Infant formula shortage has led to some parents attempting some desperate measures. One ER physician recounts parents feeding their infants diluted formula, leading to sodium deficiencies. This has led to some babies having a depleted fluid volume, resulting in a dangerously low blood pressure and low circulating oxygen volume. Electrolyte balances in infants is very dangerous. Their bodies, being small and still developing cannot cope with electrolyte depletion as compared to older children and adults. In extreme cases these imbalances can lead to seizures.
Some online advice advocates feeding cow’s milk to infants who are under 12 months of age.
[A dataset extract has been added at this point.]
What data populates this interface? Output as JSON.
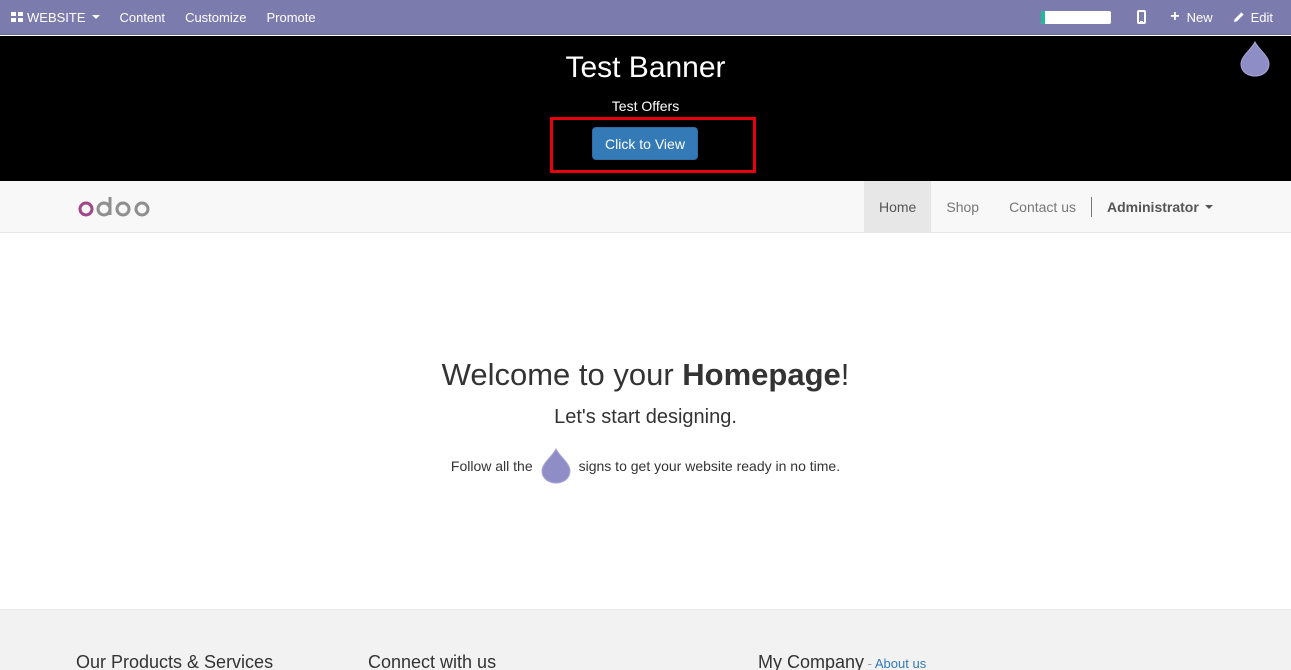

According to the American Association of Pediatrics for babies older than 6 months, cow’s milk is an option “for a brief period of time” but the AAP cautions it “should not become routine” due to concerns infants won’t get enough iron.
You should not make your own formula using a recipe found online or elsewhere, according to the FDA and the AAP. Homemade formulas can be dangerous, leading to contamination and low calcium, the FDA says. Reports of infant deaths using homemade formulas have been reported.
- Check with your baby’s pediatrician for any available sources of formula and if it is ok to switch formulas if necessary. Your babys doctor know what is best for your baby.
- In addition, ask your pediatrician if there are any goats milk formulas that would work
- Check online sources, such as larger online stores that may have formula available. Only purchase from well recognized distributors
- Check social media groups, local WIC offices, parents groups for any available formula.
- Contact the Human Milk Bank of America for guidance
- Locate your local Community Action Association for assistance
- In some instances, if breastfeeding had been discontinued, the La Leche league states that it may be possible to restart breastfeeding, also known as relactation. This would require time, patience, determination, and a cooperative baby, according to their website
- Gerber’s MyGerber Baby Expert : reach a certified nutrition or lactation consultant by phone, text, Facebook Messenger, web chat, or video call, who can help you identify a similar formula that may be more readily available
- Abbott’s Consumer Hotline: call 1-800-986-8540
- Abbott’s urgent product request line : ask your OBGYN or your infant’s pediatrician to submit an urgent product request by downloading and completing the form – PDF
- Reckitt’s Customer Service line: call 1-800 BABY-123 (222-9123)
Hopefully the formula shortage will be short lived. In the meantime, utilize the above resources to help you find the formula your infant needs. For future reference, once formula is available it is NOT hoarding to buy extra formula and put it away. Just like stocking extra food for the upcoming food shortage our government is telling us about, your infants food supply is a priority.